GL-4 vs. GL-5: Chemie, Reibwert und Materialschutz

Die API-GL-Klassen geben an, wie stark ein Öl für Hochdruckbelastungen (EP – Extreme Pressure) ausgelegt ist.

  • GL-4: moderater EP-Schutz, ausgelegt für synchronisierte Schaltgetriebe.
  • GL-5: deutlich mehr EP-Additive, entwickelt für stark belastete Hypoidachsen.

Der Knackpunkt bei Oldtimern sind die Synchronringe aus Messing/Bronze. GL-5 enthält mehr Schwefel-Phosphor-Pakete und oft Reibwert-Modifier, die zwar Zahnflanken in Hypoidachsen schützen, aber den Reibkoeffizienten der Synchronringe reduzieren können. Ergebnis: Die Gänge „beißen“ nicht sauber an – Schalten wird zäh, manchmal knirschend. Zusätzlich können ungeeignete Additivpakete bei hohen Temperaturen Buntmetalle stressen.

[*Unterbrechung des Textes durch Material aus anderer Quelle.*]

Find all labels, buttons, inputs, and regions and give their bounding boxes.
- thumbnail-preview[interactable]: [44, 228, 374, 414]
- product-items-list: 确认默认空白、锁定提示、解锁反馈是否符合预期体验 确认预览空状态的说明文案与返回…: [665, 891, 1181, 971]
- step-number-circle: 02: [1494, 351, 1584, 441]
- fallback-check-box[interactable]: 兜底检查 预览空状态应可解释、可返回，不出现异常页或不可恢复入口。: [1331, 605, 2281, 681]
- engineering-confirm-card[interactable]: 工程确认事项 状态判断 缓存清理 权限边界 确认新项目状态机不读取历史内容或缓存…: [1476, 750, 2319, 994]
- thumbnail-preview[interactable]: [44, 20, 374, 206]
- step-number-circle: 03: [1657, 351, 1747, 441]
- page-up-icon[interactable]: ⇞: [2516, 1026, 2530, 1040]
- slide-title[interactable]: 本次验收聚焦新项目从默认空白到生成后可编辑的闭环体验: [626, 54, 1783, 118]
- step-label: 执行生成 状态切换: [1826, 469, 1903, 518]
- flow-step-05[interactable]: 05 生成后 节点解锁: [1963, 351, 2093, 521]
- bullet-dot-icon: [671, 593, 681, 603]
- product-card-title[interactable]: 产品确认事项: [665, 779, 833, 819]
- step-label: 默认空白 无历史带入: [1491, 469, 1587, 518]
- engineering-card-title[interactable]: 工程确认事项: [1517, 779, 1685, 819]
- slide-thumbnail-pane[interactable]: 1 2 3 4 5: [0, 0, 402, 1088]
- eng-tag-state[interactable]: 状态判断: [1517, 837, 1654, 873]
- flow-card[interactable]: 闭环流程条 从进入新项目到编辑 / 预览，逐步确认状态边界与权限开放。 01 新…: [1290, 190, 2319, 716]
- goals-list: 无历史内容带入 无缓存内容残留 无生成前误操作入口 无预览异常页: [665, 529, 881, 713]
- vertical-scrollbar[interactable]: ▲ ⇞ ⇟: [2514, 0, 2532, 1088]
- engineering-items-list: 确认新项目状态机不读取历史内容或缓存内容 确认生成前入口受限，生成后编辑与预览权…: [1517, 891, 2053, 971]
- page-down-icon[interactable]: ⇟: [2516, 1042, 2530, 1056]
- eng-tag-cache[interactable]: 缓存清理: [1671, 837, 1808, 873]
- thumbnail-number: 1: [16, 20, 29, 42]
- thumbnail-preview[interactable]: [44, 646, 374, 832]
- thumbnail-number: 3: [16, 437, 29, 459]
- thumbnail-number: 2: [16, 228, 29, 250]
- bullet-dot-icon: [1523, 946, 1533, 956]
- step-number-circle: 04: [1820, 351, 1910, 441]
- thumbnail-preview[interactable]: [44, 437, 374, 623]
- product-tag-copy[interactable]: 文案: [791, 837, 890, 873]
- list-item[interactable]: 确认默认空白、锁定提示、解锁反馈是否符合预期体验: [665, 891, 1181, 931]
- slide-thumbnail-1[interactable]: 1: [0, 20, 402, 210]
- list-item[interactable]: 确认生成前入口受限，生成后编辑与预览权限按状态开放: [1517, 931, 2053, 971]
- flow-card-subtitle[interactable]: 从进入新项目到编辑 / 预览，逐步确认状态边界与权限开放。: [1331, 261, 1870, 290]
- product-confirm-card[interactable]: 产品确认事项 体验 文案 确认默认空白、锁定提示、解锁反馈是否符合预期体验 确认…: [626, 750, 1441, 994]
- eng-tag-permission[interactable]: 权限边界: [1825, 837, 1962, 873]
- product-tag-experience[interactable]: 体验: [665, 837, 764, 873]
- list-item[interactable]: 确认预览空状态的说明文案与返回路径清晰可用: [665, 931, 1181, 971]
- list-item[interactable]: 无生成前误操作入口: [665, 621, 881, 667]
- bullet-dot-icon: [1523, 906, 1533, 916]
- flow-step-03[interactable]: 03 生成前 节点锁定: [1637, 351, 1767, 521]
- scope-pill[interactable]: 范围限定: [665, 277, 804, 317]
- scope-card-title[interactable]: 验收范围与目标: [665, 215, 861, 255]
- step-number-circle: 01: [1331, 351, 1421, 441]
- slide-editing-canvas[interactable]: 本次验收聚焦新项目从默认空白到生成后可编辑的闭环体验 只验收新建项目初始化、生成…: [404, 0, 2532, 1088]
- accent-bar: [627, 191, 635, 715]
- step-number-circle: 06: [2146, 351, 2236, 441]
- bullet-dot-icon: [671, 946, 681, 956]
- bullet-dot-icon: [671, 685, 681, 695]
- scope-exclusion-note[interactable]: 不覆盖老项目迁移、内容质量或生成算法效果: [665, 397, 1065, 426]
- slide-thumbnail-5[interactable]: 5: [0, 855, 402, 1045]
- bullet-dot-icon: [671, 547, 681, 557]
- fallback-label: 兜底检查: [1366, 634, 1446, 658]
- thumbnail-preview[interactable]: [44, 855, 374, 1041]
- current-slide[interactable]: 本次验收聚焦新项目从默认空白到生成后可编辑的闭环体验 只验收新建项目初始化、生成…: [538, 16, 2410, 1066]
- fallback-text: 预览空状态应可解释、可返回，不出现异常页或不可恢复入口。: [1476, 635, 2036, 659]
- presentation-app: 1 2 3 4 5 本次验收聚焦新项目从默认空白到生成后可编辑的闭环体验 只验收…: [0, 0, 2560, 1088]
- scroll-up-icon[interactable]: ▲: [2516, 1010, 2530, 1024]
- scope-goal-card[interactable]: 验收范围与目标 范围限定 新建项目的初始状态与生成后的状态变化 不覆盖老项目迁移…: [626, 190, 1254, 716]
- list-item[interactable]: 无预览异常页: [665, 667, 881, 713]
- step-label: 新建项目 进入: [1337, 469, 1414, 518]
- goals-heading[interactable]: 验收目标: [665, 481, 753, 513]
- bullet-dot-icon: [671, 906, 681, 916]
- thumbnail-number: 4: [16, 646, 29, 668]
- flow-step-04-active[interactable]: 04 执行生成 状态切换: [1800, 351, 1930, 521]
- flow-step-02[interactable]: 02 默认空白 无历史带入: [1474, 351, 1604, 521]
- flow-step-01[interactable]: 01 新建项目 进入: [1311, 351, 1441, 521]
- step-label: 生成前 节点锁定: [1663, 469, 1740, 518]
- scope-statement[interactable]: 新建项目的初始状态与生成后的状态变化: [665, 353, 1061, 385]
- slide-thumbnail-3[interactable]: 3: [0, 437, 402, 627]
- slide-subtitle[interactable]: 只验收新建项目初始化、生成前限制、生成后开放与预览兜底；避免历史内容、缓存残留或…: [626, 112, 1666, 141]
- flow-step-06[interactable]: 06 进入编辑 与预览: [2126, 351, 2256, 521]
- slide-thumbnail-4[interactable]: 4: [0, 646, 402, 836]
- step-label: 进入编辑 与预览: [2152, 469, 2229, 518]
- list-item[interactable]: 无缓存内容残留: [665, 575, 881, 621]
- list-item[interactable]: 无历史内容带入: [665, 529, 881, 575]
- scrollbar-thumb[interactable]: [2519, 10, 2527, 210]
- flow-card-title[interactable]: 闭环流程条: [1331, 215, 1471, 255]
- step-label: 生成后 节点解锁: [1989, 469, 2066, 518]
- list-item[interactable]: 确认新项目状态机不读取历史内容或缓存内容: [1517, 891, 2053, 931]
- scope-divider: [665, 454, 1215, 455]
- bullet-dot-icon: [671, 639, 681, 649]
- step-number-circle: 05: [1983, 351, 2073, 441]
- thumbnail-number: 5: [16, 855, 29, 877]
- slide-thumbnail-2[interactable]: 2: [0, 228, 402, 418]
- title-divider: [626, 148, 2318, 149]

Heißt das: GL-5 ist schlecht? Nein. Es ist nur nicht für jede Baugruppe gedacht. GL-5 spielt seine Stärke in Achsantrieben mit Versatz (Hypoid) aus. In vielen alten Schaltgetrieben bleibt GL-4 die sichere Bank, weil es den nötigen Reibwert für Synchronringe liefert.

Oldtimer-Baugruppen verstehen: Getriebe, Achse, Transaxle

  • Klassische Hinterradantrieb-Limousinen: vorn ein synchronisiertes Schaltgetriebe, hinten eine Hypoidachse. Typisch ist: Getriebe = GL-4, Achse = GL-5. Ein Auto, zwei Öle.
  • Transaxle-Konzepte (Getriebe und Differenzial gemeinsam im Heck/Front): nutzen oft ein gemeinsames Öl für Synchrongetriebe und Achse. Dann entscheidet die Herstellerfreigabe – häufig GL-4 mit spezieller Viskosität. GL-5 nur, wenn ausdrücklich erlaubt.
  • Frühe unsynchronisierte Getriebe oder Geradverzahnungen: können andere Anforderungen haben; teils wurden historisch GL-3/GL-4 empfohlen. Ohne Handbuch ist eine fachkundige Einschätzung sinnvoll.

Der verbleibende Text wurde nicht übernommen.